Dead to Sin, Alive in Christ, Rom. 6:1-14
Paul has established the universal need for salvation. He has also made it clear that salvation is found only in Jesus Christ, the Son of God. But how do we obtain this salvation? When does forgiveness by God occur? Today’s text teaches us that the transition from sinner to saint takes place in gospel baptism. This simple act of gospel obedience is the moment when our sins are washed away by the blood of Jesus. Jesus taught this in the Great Commission (Matt. 28:18-20; Mark 16:15-16). Peter preached this at Pentecost (Acts 2:38). Philip taught this to the Ethiopian treasurer, who immediately asked to be baptized (Acts 8:35-38). Paul himself came to Christ through baptism (Acts 22:16, 9:18). As Gentiles first turned to Christ, Peter ordered baptism for Cornelius and his household (Acts 10:46-48). As the gospel reached Europe, Paul baptized the households of the Philippian jailer and of Lydia (Acts 16).

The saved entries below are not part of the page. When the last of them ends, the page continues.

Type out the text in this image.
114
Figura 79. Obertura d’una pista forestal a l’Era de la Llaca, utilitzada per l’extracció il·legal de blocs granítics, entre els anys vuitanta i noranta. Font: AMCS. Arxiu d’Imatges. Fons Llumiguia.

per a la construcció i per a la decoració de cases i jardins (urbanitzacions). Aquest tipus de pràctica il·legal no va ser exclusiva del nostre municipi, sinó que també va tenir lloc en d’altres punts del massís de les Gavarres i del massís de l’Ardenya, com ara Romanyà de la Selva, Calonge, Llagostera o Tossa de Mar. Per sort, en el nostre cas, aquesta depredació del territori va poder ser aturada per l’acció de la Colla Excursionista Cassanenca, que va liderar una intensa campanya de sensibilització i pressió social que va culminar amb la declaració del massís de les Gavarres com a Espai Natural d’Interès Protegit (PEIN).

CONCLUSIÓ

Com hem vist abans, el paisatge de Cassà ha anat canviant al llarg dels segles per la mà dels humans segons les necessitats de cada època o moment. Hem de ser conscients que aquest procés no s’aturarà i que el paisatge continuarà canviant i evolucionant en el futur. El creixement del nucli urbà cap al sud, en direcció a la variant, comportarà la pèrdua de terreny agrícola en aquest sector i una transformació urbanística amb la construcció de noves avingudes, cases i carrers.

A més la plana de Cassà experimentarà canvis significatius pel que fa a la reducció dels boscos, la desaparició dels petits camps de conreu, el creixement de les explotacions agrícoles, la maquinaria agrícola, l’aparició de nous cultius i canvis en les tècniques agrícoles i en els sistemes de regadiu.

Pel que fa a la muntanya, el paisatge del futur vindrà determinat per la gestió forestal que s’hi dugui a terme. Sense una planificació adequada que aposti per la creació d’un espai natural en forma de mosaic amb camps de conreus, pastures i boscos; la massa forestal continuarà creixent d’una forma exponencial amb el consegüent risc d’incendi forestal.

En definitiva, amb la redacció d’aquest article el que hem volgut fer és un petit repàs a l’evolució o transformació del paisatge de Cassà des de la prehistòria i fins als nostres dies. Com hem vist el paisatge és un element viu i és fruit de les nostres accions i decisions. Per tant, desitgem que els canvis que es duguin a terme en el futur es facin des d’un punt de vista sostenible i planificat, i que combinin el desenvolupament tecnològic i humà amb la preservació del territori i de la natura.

Gospel baptism was never taught as merely a symbolic act. Forgiveness was never promised to the sinner apart from baptism.
Somewhere in time, human philosophers and theologians determined that baptism could not possibly have anything to do with salvation. It was viewed either as a work of merit or merely symbolic, the outward sign of an inward grace. These teachers need to once again attend the school of Scripture and study from Paul and Peter. We understand that baptism is not a physical cleansing where water removes soil from the flesh. Peter makes it clear that baptism is quite spiritual in nature, accomplishing salvation (1 Pet. 3:21). Not by water, nor by works of man, but by the death, burial, and resurrection of Christ. In baptism we are united with Christ, baptized into his death, where we receive the benefits of his blood (Matt. 26:28; Acts 2:38). This is a foregone conclusion with Paul, who looks back at baptism as the turning point in the life of those who are now saved.
It seems that some teachers in Paul’s day assumed justification might lead to moral carelessness, moral irresponsibility. “Saved by grace, are we? So what then is there to worry about? Let us live our lives of sin and let grace keep doing its work!” How false, how fallacious, how foolish is that idea. Paul answers with the strongest possible negative—“By no means!” (6:15). The King James Version rendering “God forbid” expresses the urgency but takes liberty by supplying words not in the original text. Some things do get better. I could not more strongly recommend a modern translation which is based on the best Greek manuscripts and which employs the best of linguistic effort in translation. My freshman year in New Testament Greek was an eye-opener. We all read the Bible in English translations. Let us use those most reliable. Translations such as the NIV and ESV.
Paul urges those who have converted to Christ to live a life of sanctification. Death, burial, and resurrection lead to a new life. We live because of Christ, and now we live for Christ. We must count ourselves dead to sin. We serve it no more. We will not give our minds, our tongues, or our bodies to Satan’s service. We are now servants of Christ. It is our choice everyday whether to give in to sin or to grow in righteousness. God has granted us pardon and right-standing. This is to be maintained by a life of faithful service. Let us not squander the gracious gift of God.
My comments are not an inspired commentary, but rather a few words to draw attention to the background, context, and dynamic situation of the book of Acts. May God bless your reading of His Word. T.C.